Anacleto Mário is a student in the Mathematics and Applications PhD program of the University of Beira Interior (UBI, Covilhã, Portugal), and is a collaborator in the Center of Mathematics and Applications, UBI. He received the BSc degree in science of education from Agostinho Neto University (Luanda, Angola), and the MSc degree in financial auditing from the Polytechnic University of Madrid (Madrid, Spain). His doctoral research focuses on the extension of the theory of mixed effects models to the case of random sample sizes.
-

Dário Ferreira is an Assistant Professor at the Department of Mathematics, University of Beira Interior (UBI, Covilhã, Portugal), a member of the Center of Mathematics, UBI, and an active member of the Portuguese Society of Statistics (SPE). He has graduated in mathematics at the University of Évora (Évora, Portugal) and received the PhD degree in mathematics and statistics from UBI. His general research area is in linear models. More specifically, he works in the estimation of variance components using algebraic and stochastic methods. He has been publishing research in this field, invited to participate in some research projects, and cochaired several international conferences and workshops, being also a program committee member of several international conferences. For more details, please visit http://dar364.wix.com/dario.
-

Sandra S. Ferreira is a Professor at the University of Beira Interior, (UBI, Covilhã, Portugal).

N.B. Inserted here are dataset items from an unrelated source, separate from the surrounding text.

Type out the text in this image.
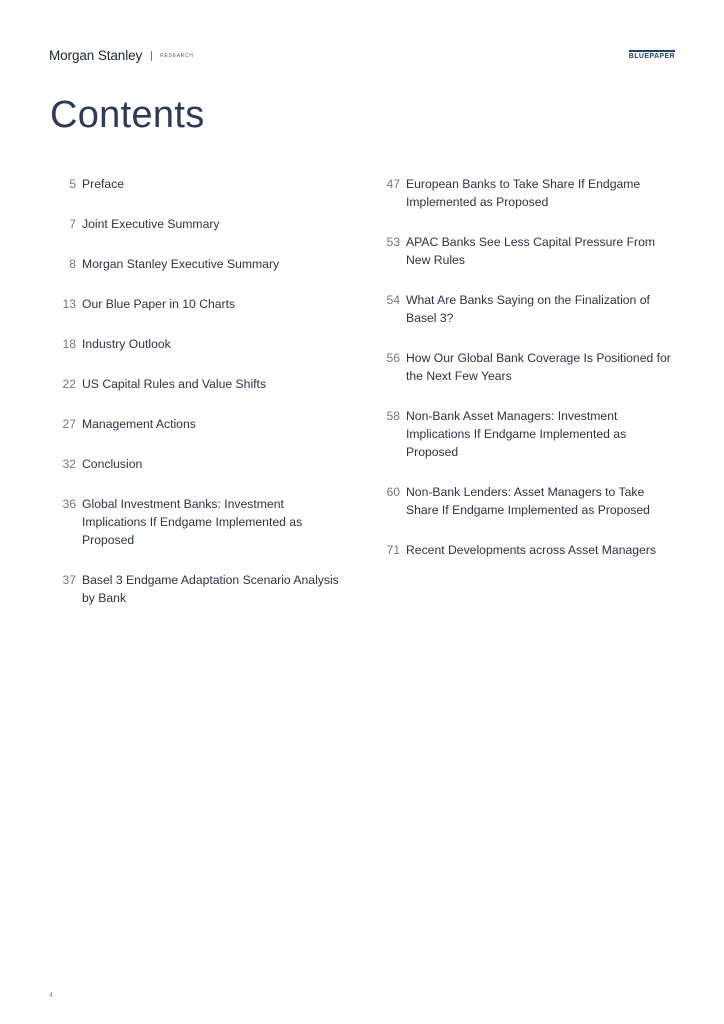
Morgan Stanley	RESEARCH	BLUEPAPER
Contents
5 Preface
7 Joint Executive Summary
8 Morgan Stanley Executive Summary
13 Our Blue Paper in 10 Charts
18 Industry Outlook
22 US Capital Rules and Value Shifts
27 Management Actions
32 Conclusion
36 Global Investment Banks: Investment Implications If Endgame Implemented as Proposed
37 Basel 3 Endgame Adaptation Scenario Analysis by Bank
47 European Banks to Take Share If Endgame Implemented as Proposed
53 APAC Banks See Less Capital Pressure From New Rules
54 What Are Banks Saying on the Finalization of Basel 3?
56 How Our Global Bank Coverage Is Positioned for the Next Few Years
58 Non-Bank Asset Managers: Investment Implications If Endgame Implemented as Proposed
60 Non-Bank Lenders: Asset Managers to Take Share If Endgame Implemented as Proposed
71 Recent Developments across Asset Managers
4
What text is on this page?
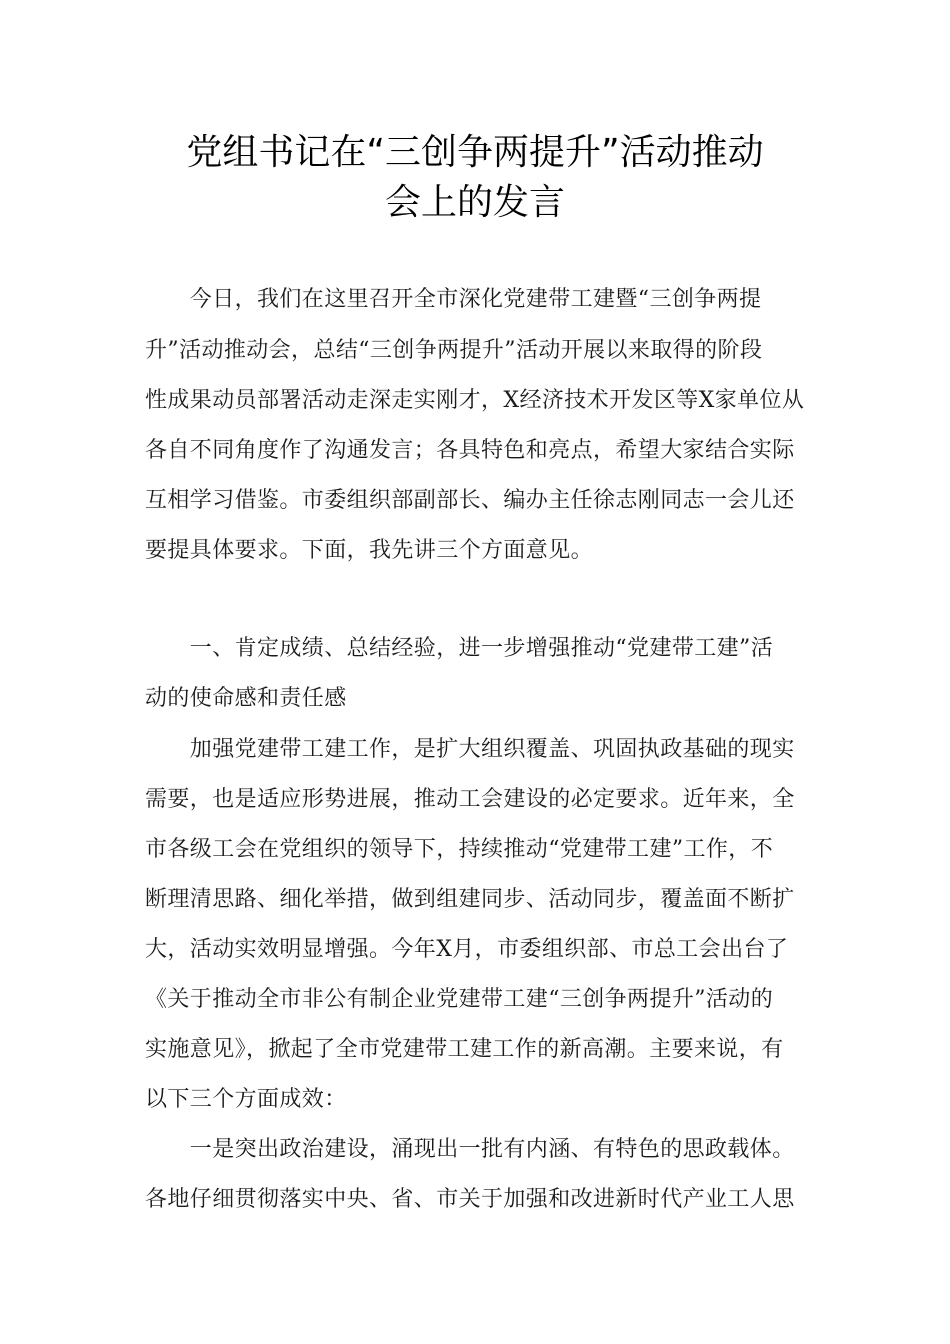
党组书记在“三创争两提升”活动推动
会上的发言
　　今日，我们在这里召开全市深化党建带工建暨“三创争两提
升”活动推动会，总结“三创争两提升”活动开展以来取得的阶段
性成果动员部署活动走深走实刚才，X经济技术开发区等X家单位从
各自不同角度作了沟通发言；各具特色和亮点，希望大家结合实际
互相学习借鉴。市委组织部副部长、编办主任徐志刚同志一会儿还
要提具体要求。下面，我先讲三个方面意见。
　　一、肯定成绩、总结经验，进一步增强推动“党建带工建”活
动的使命感和责任感
　　加强党建带工建工作，是扩大组织覆盖、巩固执政基础的现实
需要，也是适应形势进展，推动工会建设的必定要求。近年来，全
市各级工会在党组织的领导下，持续推动“党建带工建”工作，不
断理清思路、细化举措，做到组建同步、活动同步，覆盖面不断扩
大，活动实效明显增强。今年X月，市委组织部、市总工会出台了
《关于推动全市非公有制企业党建带工建“三创争两提升”活动的
实施意见》，掀起了全市党建带工建工作的新高潮。主要来说，有
以下三个方面成效：
　　一是突出政治建设，涌现出一批有内涵、有特色的思政载体。
各地仔细贯彻落实中央、省、市关于加强和改进新时代产业工人思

She received the PhD degree from UBI in 2006, where she also teaches courses on basic statistics, quantitative methods, hierarchical linear models and multivariate analysis. She is member of the working group (WG) CMStatistics (this WG focuses on all computational and methodological aspects of statistics) and a member of the IEOM Society and serves as an editorial board member of several journals. Her publications and current research interests focus on statistical inference for estimable functions and variance components, in linear mixed models with commutative orthogonal block structure. ORCID: 0000‐0002‐9209‐7772.
-

João T. Mexia is an Emeritus Full Professor at the Faculty of Science and Technology, New University of Lisbon, (FCT/UNL, Lisbon, Portugal). He received the BSc degree in forestry from the Technical University of Lisbon (Lisbon, Portugal) and the Habilitation in Mathematics and PhD degree in statistics from FCT/UNL. He has published many research papers in reputed international journals in the fields of probability and statistics, and his actual research interest is in linear statistical inference. He has supervised more than 40 PhD students. He has also supervised research projects and participated in the scientific committees of international conferences.